Department of Biostatistics and Computational Biology, Dana-Farber Cancer Institute, Boston, Massachusetts 02215, USA.
Department of Biostatistics, Harvard T.H. Chan School of Public Health, Boston, Massachusetts 02115, USA.
Genome Res. 2017 Nov;27(11):1930-1938. doi: 10.1101/gr.220673.117. Epub 2017 Oct 12.
The main application of ChIP-seq technology is the detection of genomic regions that bind to a protein of interest. A large part of functional genomics' public catalogs is based on ChIP-seq data. These catalogs rely on peak calling algorithms that infer protein-binding sites by detecting genomic regions associated with more mapped reads (coverage) than expected by chance, as a result of the experimental protocol's lack of perfect specificity. We find that GC-content bias accounts for substantial variability in the observed coverage for ChIP-seq experiments and that this variability leads to false-positive peak calls. More concerning is that the GC effect varies across experiments, with the effect strong enough to result in a substantial number of peaks called differently when different laboratories perform experiments on the same cell line. However, accounting for GC content bias in ChIP-seq is challenging because the binding sites of interest tend to be more common in high GC-content regions, which confounds real biological signals with unwanted variability. To account for this challenge, we introduce a statistical approach that accounts for GC effects on both nonspecific noise and signal induced by the binding site. The method can be used to account for this bias in binding quantification as well to improve existing peak calling algorithms. We use this approach to show a reduction in false-positive peaks as well as improved consistency across laboratories.

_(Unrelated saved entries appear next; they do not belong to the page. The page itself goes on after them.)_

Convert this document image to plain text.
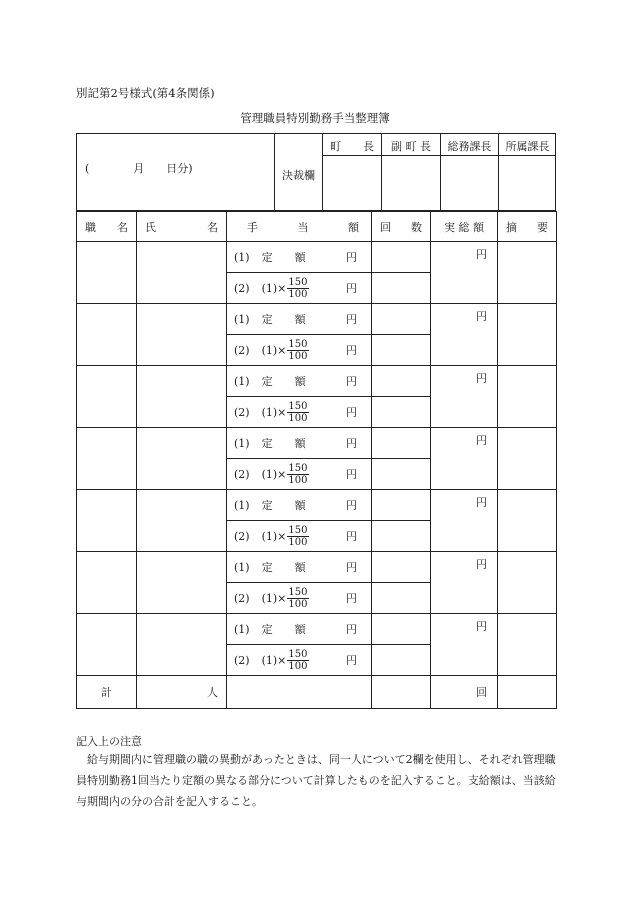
別記第2号様式(第4条関係)
管理職員特別勤務手当整理簿
(　　　　月　　日分)
決裁欄
町　　長	副 町 長	総務課長	所属課長
職 名	氏 名	手 当 額	回 数	実 総 額	摘 要

		(1) 定　　額 円		円	

		(2) $(1)\times \frac{150}{100}$ 円			

		(1) 定　　額 円		円	

		(2) $(1)\times \frac{150}{100}$ 円			

		(1) 定　　額 円		円	

		(2) $(1)\times \frac{150}{100}$ 円			

		(1) 定　　額 円		円	

		(2) $(1)\times \frac{150}{100}$ 円			

		(1) 定　　額 円		円	

		(2) $(1)\times \frac{150}{100}$ 円			

		(1) 定　　額 円		円	

		(2) $(1)\times \frac{150}{100}$ 円			

		(1) 定　　額 円		円	

		(2) $(1)\times \frac{150}{100}$ 円			

計	人			回	
記入上の注意
給与期間内に管理職の職の異動があったときは、同一人について2欄を使用し、それぞれ管理職員特別勤務1回当たり定額の異なる部分について計算したものを記入すること。支給額は、当該給与期間内の分の合計を記入すること。
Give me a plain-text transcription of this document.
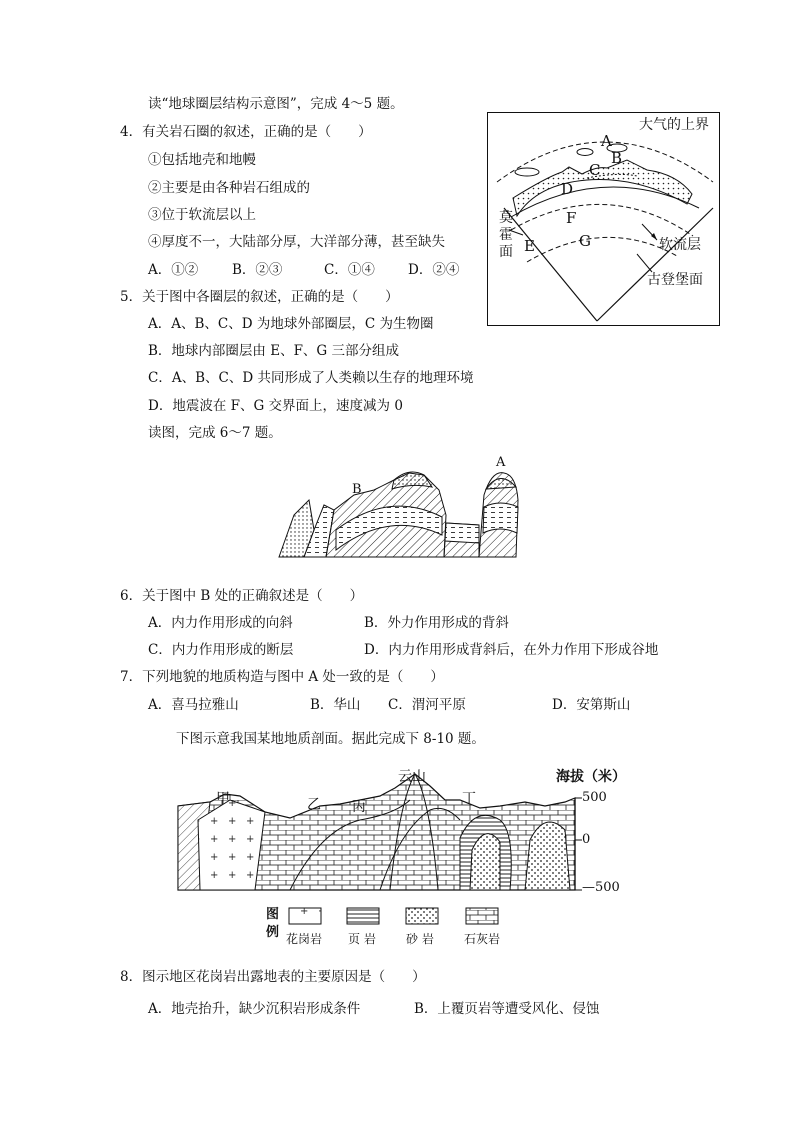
读“地球圈层结构示意图”，完成 4～5 题。
4．有关岩石圈的叙述，正确的是（　　）
①包括地壳和地幔
②主要是由各种岩石组成的
③位于软流层以上
④厚度不一，大陆部分厚，大洋部分薄，甚至缺失
A．①②	B．②③	C．①④ D．②④
5．关于图中各圈层的叙述，正确的是（　　）
A．A、B、C、D 为地球外部圈层，C 为生物圈
B．地球内部圈层由 E、F、G 三部分组成
C．A、B、C、D 共同形成了人类赖以生存的地理环境
D．地震波在 F、G 交界面上，速度减为 0
读图，完成 6～7 题。
大气的上界
A
B
C
D
E
F
G
莫
霍
面	软流层
古登堡面
B
A
6．关于图中 B 处的正确叙述是（　　）
A．内力作用形成的向斜	B．外力作用形成的背斜
C．内力作用形成的断层	D．内力作用形成背斜后，在外力作用下形成谷地
7．下列地貌的地质构造与图中 A 处一致的是（　　）
A．喜马拉雅山	B．华山 C．渭河平原	D．安第斯山
下图示意我国某地地质剖面。据此完成下 8-10 题。
甲	乙 丙
云山
丁
海拔（米）
500
0
—500
图
例 花岗岩 页 岩	砂 岩	石灰岩
8．图示地区花岗岩出露地表的主要原因是（　　）
A．地壳抬升，缺少沉积岩形成条件	B．上覆页岩等遭受风化、侵蚀
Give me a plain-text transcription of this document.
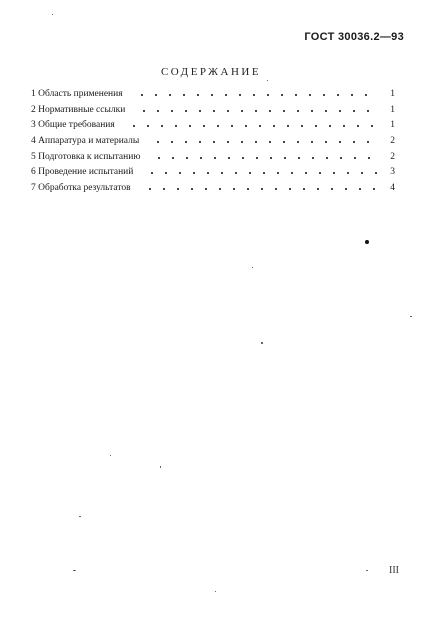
ГОСТ 30036.2—93
СОДЕРЖАНИЕ
1 Область применения	1
2 Нормативные ссылки	1
3 Общие требования	1
4 Аппаратура и материалы	2
5 Подготовка к испытанию	2
6 Проведение испытаний	3
7 Обработка результатов	4
III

ChIP-seq 技术的主要应用是检测与感兴趣的蛋白质结合的基因组区域。功能基因组学的公共目录很大一部分是基于 ChIP-seq 数据。这些目录依赖于峰调用算法,该算法通过检测与更多映射读取(覆盖范围)相关的基因组区域来推断蛋白质结合位点,这是由于实验方案缺乏完美的特异性。我们发现 GC 含量偏倚解释了 ChIP-seq 实验中观察到的覆盖范围的大量可变性,并且这种可变性导致了假阳性峰调用。更令人担忧的是,GC 效应在不同的实验中变化很大,其效应足够强,以至于当不同的实验室在同一细胞系上进行实验时,会导致大量的峰被不同地调用。然而,在 ChIP-seq 中考虑 GC 含量偏倚是具有挑战性的,因为感兴趣的结合位点往往在高 GC 含量区域更为常见,这使得真实的生物学信号与不必要的可变性混淆在一起。为了应对这一挑战,我们引入了一种统计方法,该方法考虑了 GC 对非特异性噪声和结合位点诱导的信号的影响。该方法可用于结合定量的这种偏差,也可用于改进现有的峰调用算法。我们使用这种方法来显示假阳性峰的减少以及实验室之间的一致性提高。